3. - La société française
Depuis 68, les choses ont bien changé. Emboîtant le pas à ses étudiants, la société française alanguie dans sa tradition contrastée, à la fois catholique et laïque, son prolétariat docile malgré les secousses du Front populaire et de la guerre, sa population jusque-là principalement rurale, a brutalement « pris la parole ». Les hiérarchies ont été bousculées, le pouvoir a chancelé, la jeunesse s’est réveillée. Les chocs pétroliers qui ont suivi calmèrent quelque peu les ardeurs juvéniles mais jusqu’aux années 80, la croissance resta active et, bon an mal an, la prospérité économique sous la houlette de Raymond Barre redonna confiance. La France transformait et fabriquait encore ! Mais, après les débuts difficiles de l’ère mitterrandienne, un chômage de masse s’est progressivement abattu sur le pays et, depuis 1983, il n’est jamais retombé au-dessous du seuil des 7 %. La libération sexuelle liée à l’utilisation de la pilule et à la loi Veil sur l’avortement a profondément bouleversé les mœurs malgré, après 81, l’apparition du Sida.

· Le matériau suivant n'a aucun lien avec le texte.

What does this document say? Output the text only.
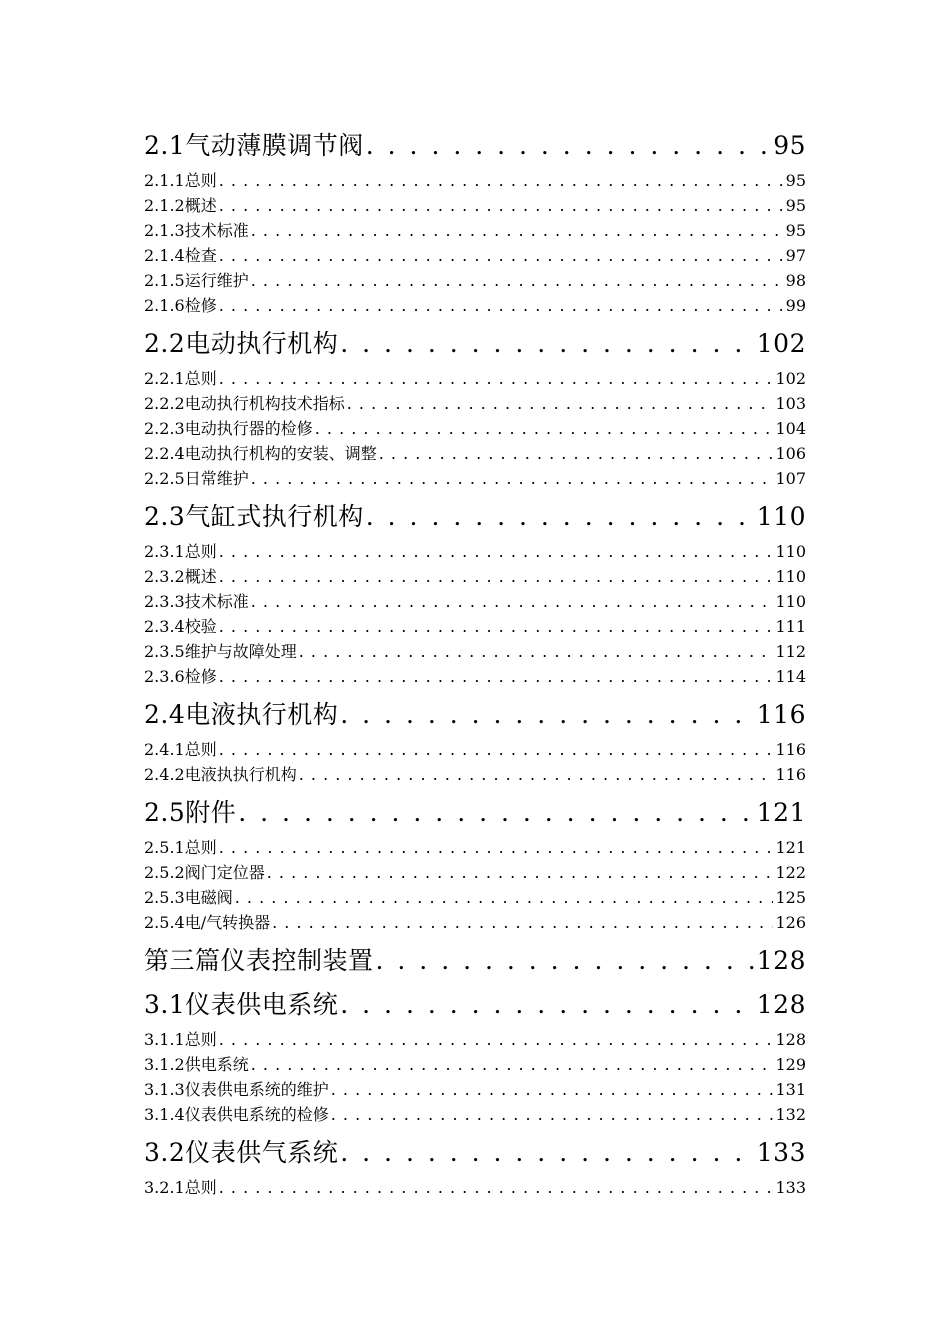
2.1气动薄膜调节阀 . . .	95
2.1.1总则 . . .	95
2.1.2概述 . . .	95
2.1.3技术标准 . . .	95
2.1.4检查 . . .	97
2.1.5运行维护 . . .	98
2.1.6检修 . . .	99
2.2电动执行机构 . . .	102
2.2.1总则 . . .	102
2.2.2电动执行机构技术指标 . . .	103
2.2.3电动执行器的检修 . . .	104
2.2.4电动执行机构的安装、调整 . . .	106
2.2.5日常维护 . . .	107
2.3气缸式执行机构 . . .	110
2.3.1总则 . . .	110
2.3.2概述 . . .	110
2.3.3技术标准 . . .	110
2.3.4校验 . . .	111
2.3.5维护与故障处理 . . .	112
2.3.6检修 . . .	114
2.4电液执行机构 . . .	116
2.4.1总则 . . .	116
2.4.2电液执执行机构 . . .	116
2.5附件 . . .	121
2.5.1总则 . . .	121
2.5.2阀门定位器 . . .	122
2.5.3电磁阀 . . .	125
2.5.4电/气转换器 . . .	126
第三篇仪表控制装置 . . .	128
3.1仪表供电系统 . . .	128
3.1.1总则 . . .	128
3.1.2供电系统 . . .	129
3.1.3仪表供电系统的维护 . . .	131
3.1.4仪表供电系统的检修 . . .	132
3.2仪表供气系统 . . .	133
3.2.1总则 . . .	133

La cellule familiale nucléaire, base depuis des siècles de notre société, a beaucoup évolué, augmentation du nombre des divorces, mariages plus tardifs, PACS, LGBT et leurs fiertés, mariages gays, PMA, GPA des mères porteuses, ont profondément modifié ses assises, même si beaucoup (91 % des Français) et en particulier les militants de « Sens commun » ou de « La Manif pour tous » privilégient encore la famille traditionnelle non pas comme le lieu de partage des valeurs mais plutôt comme le lieu privilégié des solidarités. Malheureusement les temps devenus difficiles ont favorisé l’individualisme. A la solidarité nationale succède le chacun pour soi.

Il est vrai que la mondialisation sauvage et son cortège de pertes d’emplois, conséquence d’un ultra capitalisme triomphant n’encourage guère à l’altruisme. Un système social nouveau s’est dangereusement mis en place. On s’est progressivement orienté vers un transfert de charges où l’assistanat social a remplacé le travail : « On te paie pour que tu te taises » ! Dans les familles pauvres (8.600.000 personnes soit 14 % de la population vivent en dessous du seuil de pauvreté s’établissant à 740 € par mois), résidents des zones dévastées par le chômage, familles rurales, immigrés concentrés dans les zones urbaines, l’espoir a trop souvent disparu et il est grand temps de réagir. Le système éducatif est à revoir de la Maternelle à l’Université en passant par l’enseignement professionnel si mal traité. Tout doit être consolidé pour ne plus laisser 150.000 jeunes sortir chaque année de la scolarité obligatoire sans diplôme et sans une bonne maîtrise des savoirs fondamentaux. Il faut d’urgence les former aux métiers non délocalisables pour lesquels au pays des 6 millions de chômeurs les offres d’emploi ne trouvent pas toujours preneurs. Il faut aussi dynamiser notre enseignement supérieur et notre recherche pour préparer notre société aux défis de l’avenir.

Une nouvelle démocratie, plus participative, fondée sur le dialogue, doit profondément modifier les rapports entre Français, au sein d’une Europe revisitée qui n’accepte plus le dumping intra-communautaire ou extérieur, qui protège ses ressortissants tout en s’ouvrant sur le monde et qui rétablisse une solidarité nationale (santé, sécurité d’emploi, retraites) basée sur les possibilités effectives de chacun. C’est au sein de cette société réinventée que peut se cimenter, à nouveau, l’indispensable « vivre-ensemble » qui fonde les Nations.